LAKE CHARLES, LA (KPLC) - Most families take for granted they'll never be homeless, but it happens. One local family now staying at a local motel never imagined they would need the kindness of strangers to avoid living on the streets.
David Sims, his wife and two daughters lived at a house at 205 Holmes Street until they got behind on the rent and were evicted a couple of weeks ago. A local business woman let them stay in her office for three days, and then several churches put them up in a local motel a week ago. For David, it's humiliating. "We watched all out stuff be put to the street. I mean my kids had bunk beds that weren't even seven months old. We had a bed that wasn't even eight months old."
In this corner of the motel room is everything they have left in the world. Their furniture, most of their belongings and even the children's bicycles were put out when they were evicted. It's hard for sim's wife Raquel Charles. "I wish we could get some kind of assistance as far as permanent housing so the kids wouldn't have to be in this predicament."
The little girls meals consist mostly of free breakfast at the motel. Angel is four years old, Destiny is nine. "We haven't had nothing to eat but we ate a few things here and there. We ate breakfast and stuff," says Destiny. Reporter: What is it that you left behind that you really wish you could have back. Destiny speaks softly. "A lot of my clothes and shoes and bikes and the air conditioners." Her dad has to leave the room, unable to bear hearing his child talk about the experience.
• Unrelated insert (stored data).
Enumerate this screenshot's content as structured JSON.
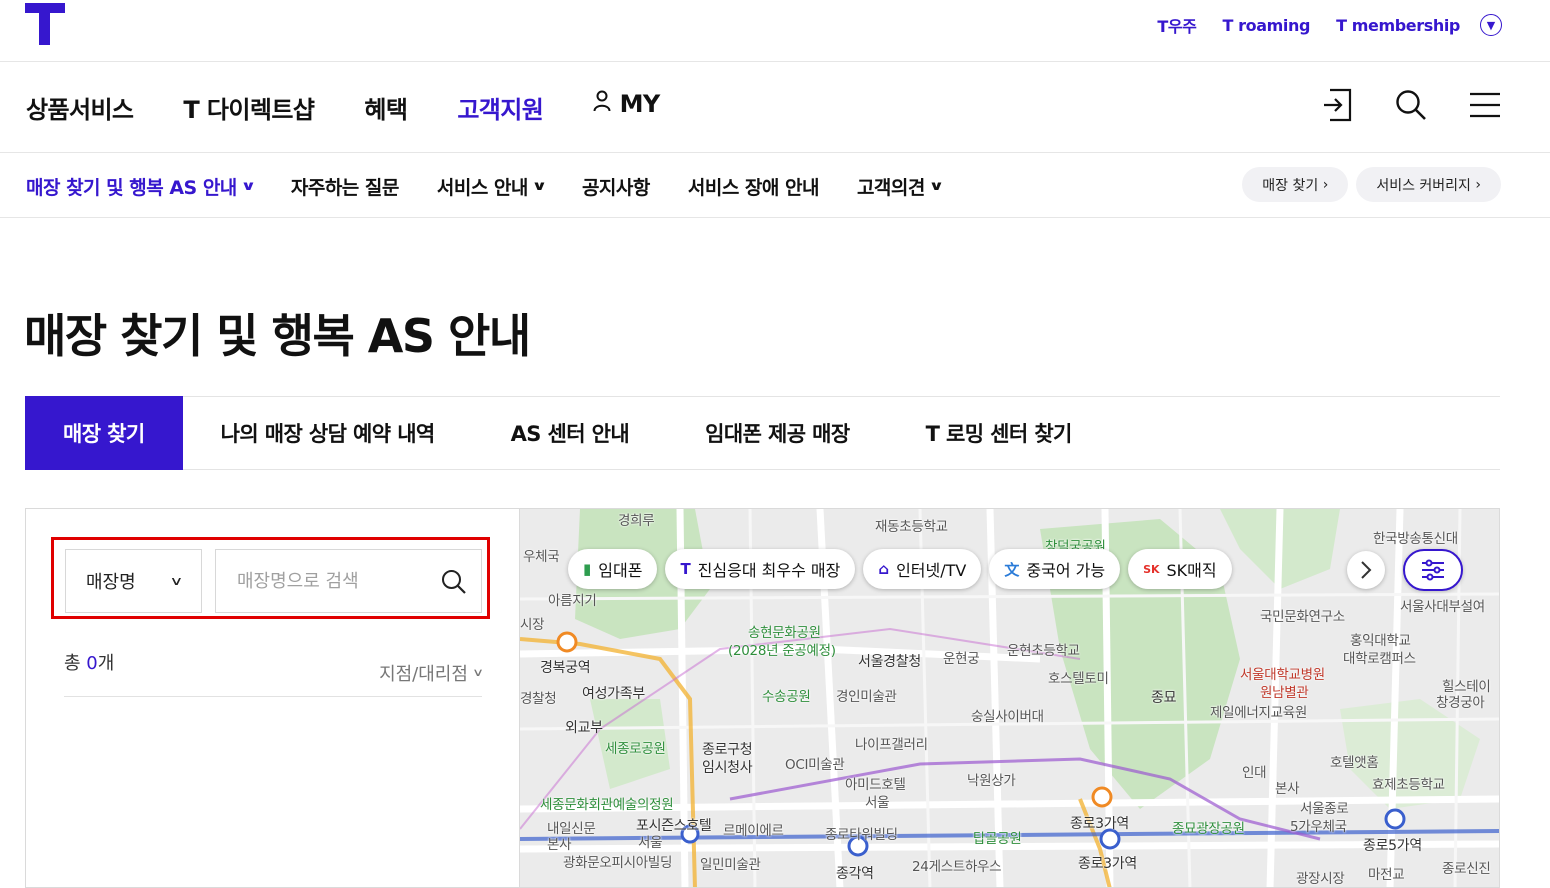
{
  "brand": {
    "color": "#3617CE",
    "logo": "T-logo"
  },
  "util_links": [
    "T우주",
    "T roaming",
    "T membership"
  ],
  "gnb": {
    "items": [
      "상품서비스",
      "T 다이렉트샵",
      "혜택",
      "고객지원",
      "MY"
    ],
    "active_index": 3,
    "icons": [
      "login-icon",
      "search-icon",
      "menu-icon"
    ]
  },
  "subnav": {
    "items": [
      "매장 찾기 및 행복 AS 안내",
      "자주하는 질문",
      "서비스 안내",
      "공지사항",
      "서비스 장애 안내",
      "고객의견"
    ],
    "pill_buttons": [
      "매장 찾기",
      "서비스 커버리지"
    ]
  },
  "page_title": "매장 찾기 및 행복 AS 안내",
  "tabs": {
    "items": [
      "매장 찾기",
      "나의 매장 상담 예약 내역",
      "AS 센터 안내",
      "임대폰 제공 매장",
      "T 로밍 센터 찾기"
    ],
    "active_index": 0
  },
  "search": {
    "select_value": "매장명",
    "placeholder": "매장명으로 검색",
    "value": ""
  },
  "results": {
    "count_prefix": "총 ",
    "count": "0",
    "count_suffix": "개",
    "filter_label": "지점/대리점"
  },
  "map": {
    "chips": [
      "임대폰",
      "진심응대 최우수 매장",
      "인터넷/TV",
      "중국어 가능",
      "SK매직"
    ],
    "labels": [
      "경희루",
      "재동초등학교",
      "창덕궁공원",
      "한국방송통신대",
      "우체국",
      "아름지기",
      "시장",
      "송현문화공원",
      "(2028년 준공예정)",
      "서울경찰청",
      "운현궁",
      "운현초등학교",
      "국민문화연구소",
      "홍익대학교",
      "대학로캠퍼스",
      "서울사대부설여",
      "경복궁역",
      "여성가족부",
      "수송공원",
      "경인미술관",
      "호스텔토미",
      "종묘",
      "서울대학교병원",
      "원남별관",
      "제일에너지교육원",
      "힐스테이",
      "창경궁아",
      "경찰청",
      "외교부",
      "세종로공원",
      "종로구청",
      "임시청사",
      "숭실사이버대",
      "나이프갤러리",
      "OCI미술관",
      "아미드호텔",
      "서울",
      "낙원상가",
      "호텔앳홈",
      "효제초등학교",
      "세종문화회관예술의정원",
      "내일신문",
      "본사",
      "포시즌스호텔",
      "서울",
      "종로타워빌딩",
      "탑골공원",
      "종로3가역",
      "종묘광장공원",
      "서울종로",
      "5가우체국",
      "종로5가역",
      "광화문오피시아빌딩",
      "일민미술관",
      "종각역",
      "24게스트하우스",
      "종로3가역",
      "마전교",
      "종로신진",
      "광장시장",
      "르메이에르",
      "인대",
      "본사"
    ]
  }
}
Her mom says Destiny's a banner roll student. Both girls look forward to school starting, despite their uncertain future. Says Destiny, "I like the teachers and some of the stuff they have over there." Even little Angel is excited. "I want to go to school and play."
Yet the parents say the new school uniforms are among the items lost in the eviction. David says he's a certified nursing assistant but lost his job and has been doing odd jobs to help the family survive. They have no car but David says willing to walk or take a bus to work. "Take a bus or walk, it really doesn't matter. I'd just like to get my family situated and get back to work because I'm used to working 14, 15 hours a day. I'm a certified tech, certified nursing assistant. I've been taking care of the folks for seventeen years. My patients are wheelchair patients, bedridden patients, wheelchair bound patients."
And so they say their prayers and try to be hopeful. "The only thing I pray is that my children, my little girls and my wife keep something in their stomachs. That's all that matters to me. 'cause I"ll go two or three days without eating. I'll go forever without eating as long as they get the first bite."
It may be August, but as only a child would, Angel is dreaming of Christmas. "If you be good you're going to get some presents from Santa Claus."
Parish housing officials admit there is no safety net in this community for families who suddenly find themselves without a place to live. Calcasieu Parish and Lake Charles housing officials are trying to help this family find a place to live.